No matter what type of pool filter you purchase -- sand, diatomaceous earth or cartridge -- your filter must operate in a complete vacuum environment. If air gets into the pool filtration system, the pool filter stops operating optimally. In some cases, depending on how much air there is in the system, it may not operate at all. If you have an air leak in your swimming pool filter, it's important to correct it quickly. When searching for air leaks, start with the easiest and most accessible area.
Things You'll Need
- Plumber's tape
Check all of the pool hose connections to see if they are leaking. Leaky hoses allow air to get into the system. Tighten the connection if you detect a leak. Apply plumber's tape to the male end of a screw-on hose before tightening.
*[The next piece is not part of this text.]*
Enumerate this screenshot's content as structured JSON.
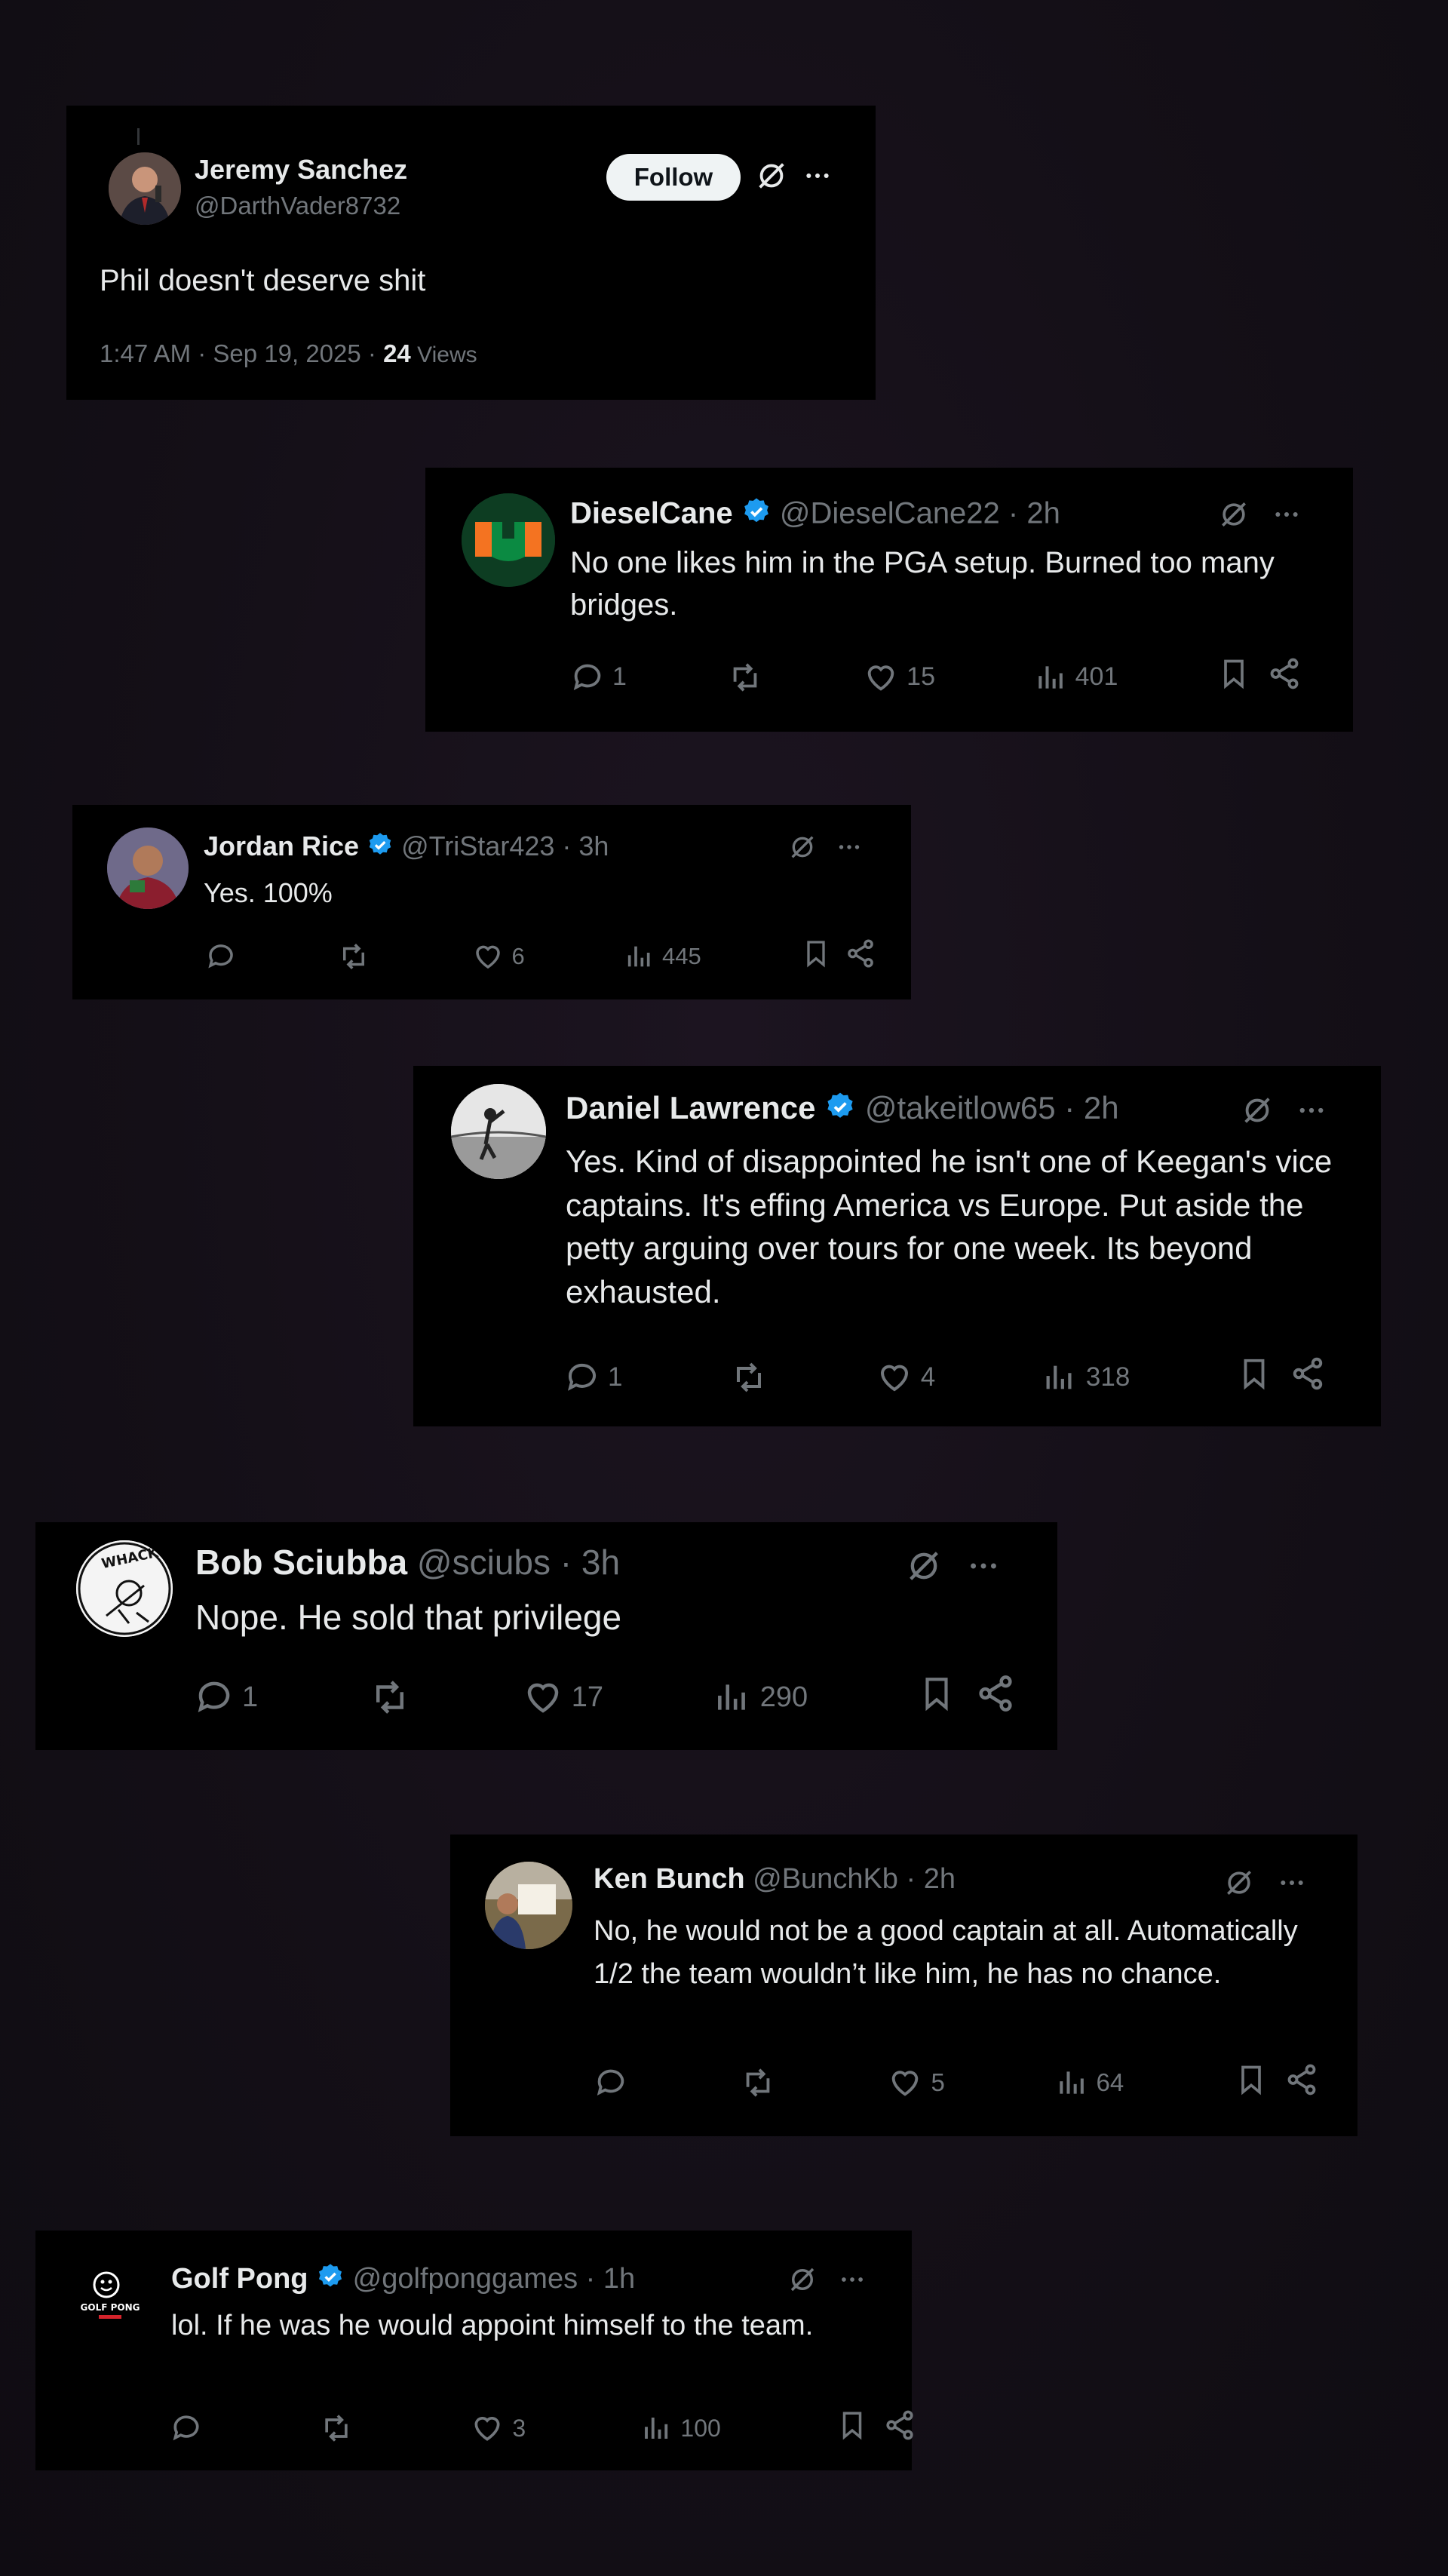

Evaluate the pool water level -- if it is allowed to drop too low, air can get into the pool filter system through the skimmer. The water level should be no lower than the middle of the skimmer faceplate. Add more water to the pool if the level is too low.
Examine the pool pump basket -- a low water level can affect the vacuum environment in the pool filter. Turn off the pool filter. Open the lid on the pump basket, which will allow water to flow into it. Close the lid when the pump basket is full. Turn the filter back on.
Open the pressure relief valve on the top of the pool filter and run the filter system to allow trapped air to escape. Close the pressure relief valve when you see a steady stream of water pouring through it, indicating all the air has escaped.
Examine the ground underneath the pool pump and filter for wet spots. An unexplained wet spot underneath the filter system is evidence of a leak. It might just be a loose connection or a seal that needs to be replaced. Take note of the exact location of the leak to help pinpoint the problem. If the leak is caused by an in internal part failure, you may need to have your system repaired by a professional.
Tips & Warnings
- When looking for leaks underneath the filter system, make sure to differentiate between the pump and the filter housing. Pool filter housing problems usually can be fixed in-house. However, because of the delicate electronic components of a pool pump, you should take a pump to a qualified service technician for repairs.